This paper examines the extent of emotional exhaustion and associated job dissatisfaction and nurse ratings of poorer quality of care in a sample of Japanese hospitals. Additionally we explore the factors that are strongly related to these poor outcomes.

Methods

  1. Top of page
  2. Abstract
  3. Introduction
  4. Background and significance
  5. Methods
  6. Results
  7. Conclusions
  8. Relevance to clinical practice
  9. Acknowledgements
  10. Contributions
  11. References

Study design

The study used cross-sectional survey data collected from nurses who provided direct-patient care in 19 Japanese hospitals. The survey instrument was adapted from the broader instrument used in the IHOS (Aiken et al. 2002). Respondents provided limited information on their demographic characteristics (including their age and experience), detailed information on their work environments and additional information related to their level of burnout, job satisfaction and the quality of care provided on their unit. In the multivariate analyses reported at the end of the results section below, our primary interest is in how nurse inexperience and the nurse work environment, measured at the hospital level, affect the burnout and dissatisfaction of nurses and the quality of care they report to be present on their unit.

Hospital sample

The hospital sample is a convenience sample of acute care hospitals. Nineteen hospital Directors of Nursing were asked to permit the study to take place in their institutions and all gave their permission. Fifteen of the 19 hospitals were university hospitals. The majority of the participating hospitals were located in the Kanto area, though the sample also included hospitals from Hokkaido, Kyushu and west Japan.

Nurse sample

The Directors of Nursing selected the specific units within their hospital to participate, excluding obstetrics and psychiatry. All staff nurses working in the designated units were invited to participate. Questionnaires were distributed to staff nurses at each participating unit with a cover letter explaining the study and assuring their anonymity. Nurses completed the questionnaires in private and returned their completed questionnaires in sealed envelopes to a designated box in their unit. The survey questionnaires were distributed to 7098 nurses working in 302 different units in the 19 acute care hospitals and 5956 nurses completed and returned the questionnaires, for an 84% response rate. The data were collected from March 2005–October 2005. This study was approved by the Institutional Review Board (IRB) at Tokyo Women’s Medical University.

Measures

The questionnaires requested demographic information from each nurse, including their age and years of experience and included measures of job-related burnout, job satisfaction, quality of care and the nurse work environment. The original IHOS questionnaire was translated from English into Japanese and was then back-translated by a different person into English. There were no significant differences between the two versions.

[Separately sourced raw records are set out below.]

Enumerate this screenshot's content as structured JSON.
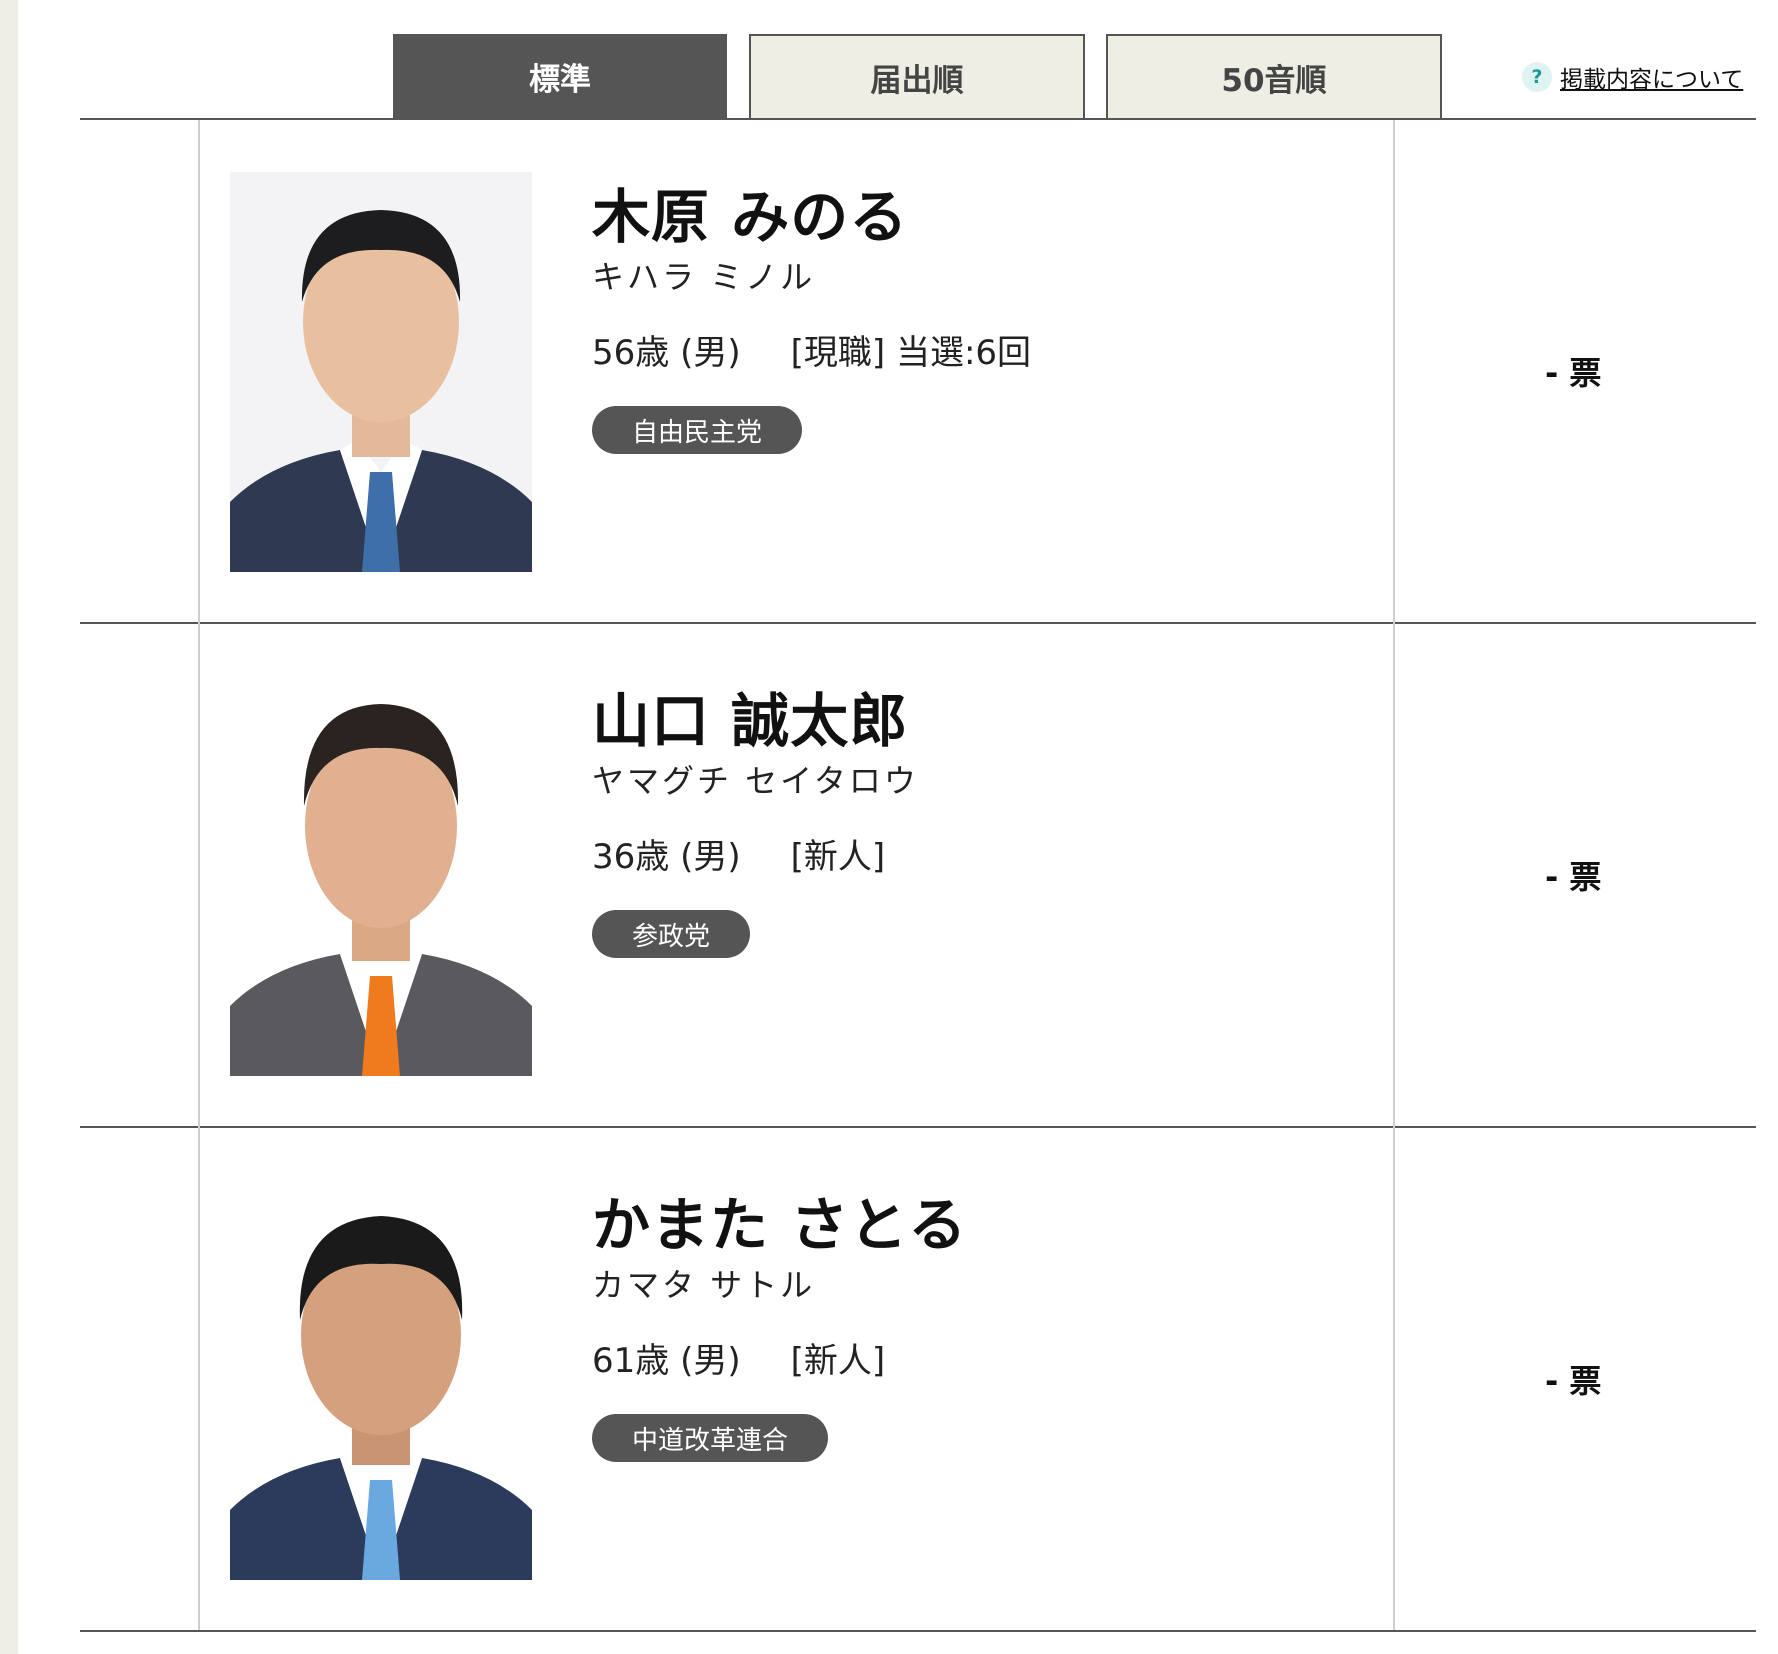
{
  "tabs": {
    "standard": "標準",
    "filing_order": "届出順",
    "syllabary_order": "50音順"
  },
  "help": {
    "icon": "?",
    "label": "掲載内容について"
  },
  "candidates": [
    {
      "name": "木原  みのる",
      "kana": "キハラ ミノル",
      "age_gender": "56歳 (男)",
      "status": "[現職] 当選:6回",
      "party": "自由民主党",
      "votes": "- 票",
      "tie_color": "#3f6fa8",
      "suit_color": "#2f3a52"
    },
    {
      "name": "山口  誠太郎",
      "kana": "ヤマグチ セイタロウ",
      "age_gender": "36歳 (男)",
      "status": "[新人]",
      "party": "参政党",
      "votes": "- 票",
      "tie_color": "#f07a1e",
      "suit_color": "#5a5a5e"
    },
    {
      "name": "かまた さとる",
      "kana": "カマタ サトル",
      "age_gender": "61歳 (男)",
      "status": "[新人]",
      "party": "中道改革連合",
      "votes": "- 票",
      "tie_color": "#6aa9e0",
      "suit_color": "#2c3b5c"
    }
  ]
}
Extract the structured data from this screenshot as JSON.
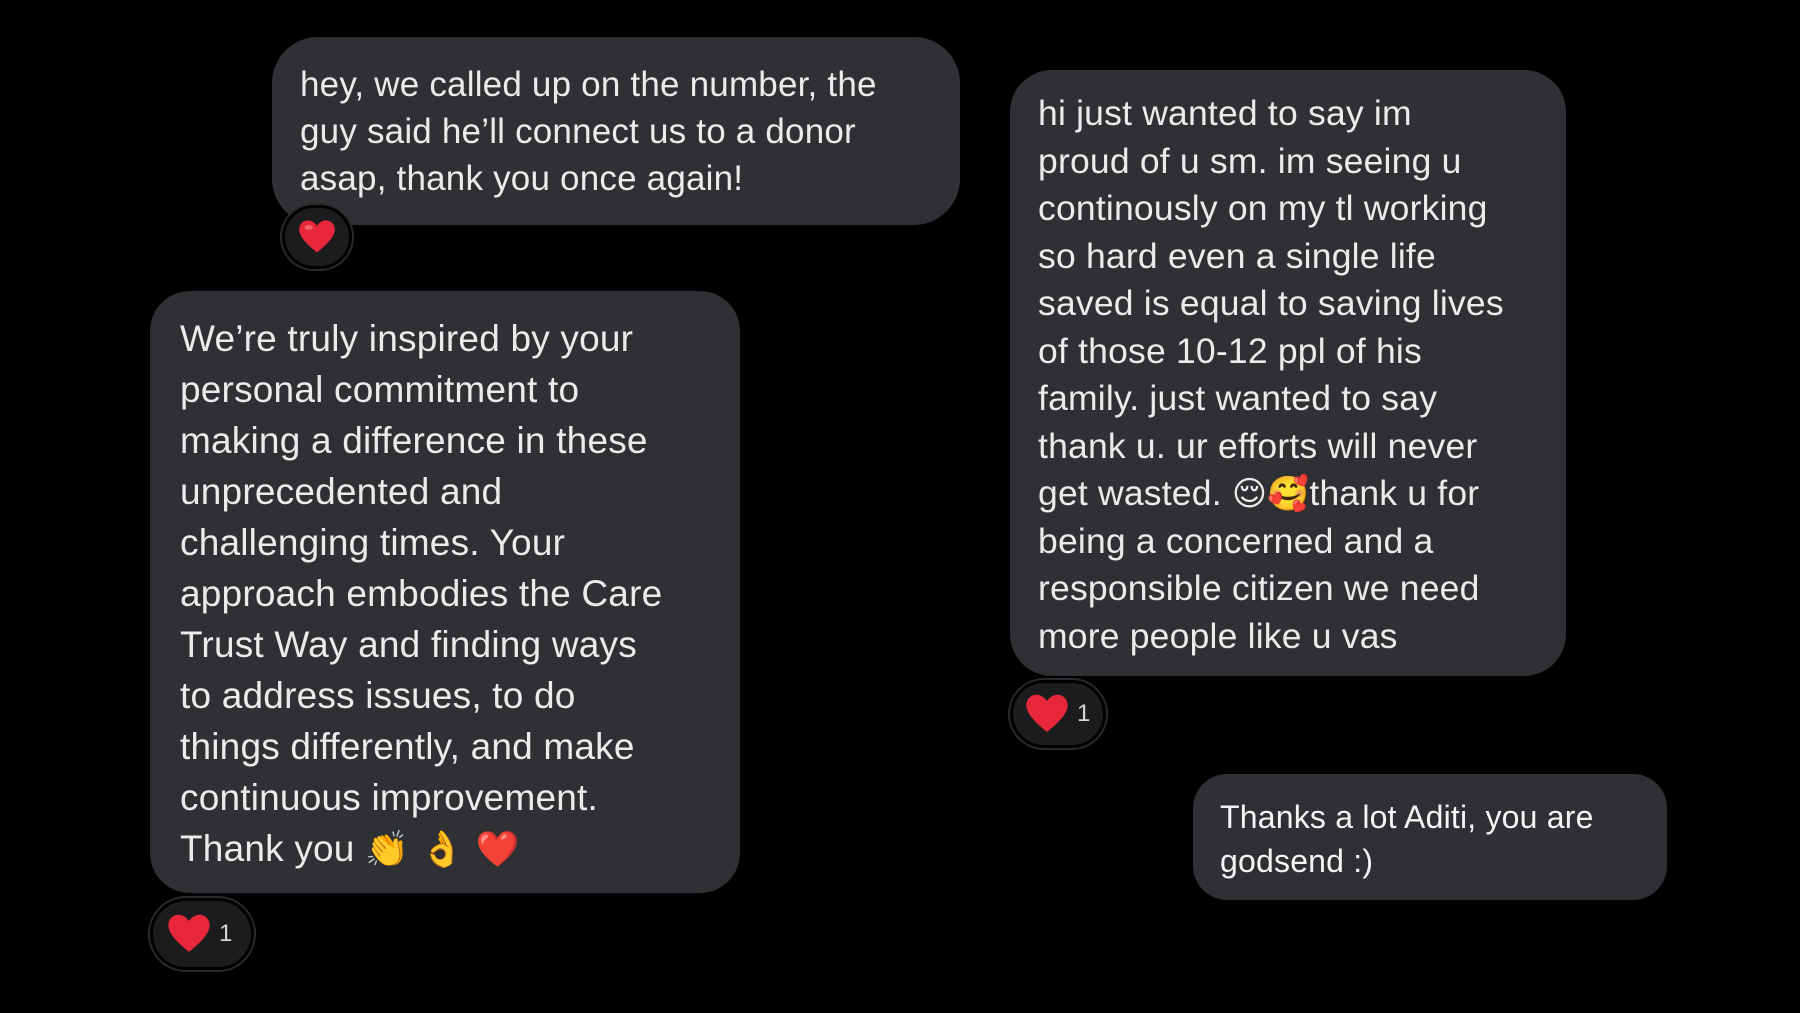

Burnout, satisfaction and quality of care

Burnout was measured using the Emotional Exhaustion Scale of the Maslach Burnout Inventory (MBI), a standardised instrument with published norms for medical personnel that has been used previously in international research (Maslach 1982). The emotional exhaustion subscale of the MBI is a summated scale comprised of nine items that previous research has shown to be closely related to nurse and patient outcomes (Aiken et al. 2002). Nurse respondents indicated, for each of the items (e.g. ‘I feel emotionally drained by my work’), how frequently they experienced the feelings in question. Each item was scored from zero (for ‘Never’) to six (for ‘every day’) and scores were summed across the nine items. According to norms published in the manual, scores of 27 and above on the scale are considered ‘high burnout’ for medical personnel. We chose the emotional exhaustion subscale because it most closely reflects the nature of the phenomenon we want to study and because many studies, including ours, have found the emotional exhaustion subscale to have the best psychometric properties and be the best predictor (Aiken & Sloane 1997). While there are three subscales of the MBI, Maslach does not recommend that the three subscales of the MBI be combined. While 19 hospitals is a large study, a sample size of 19 does not permit us the degrees of freedom in a predictive model to include all three along with the other variables of interest.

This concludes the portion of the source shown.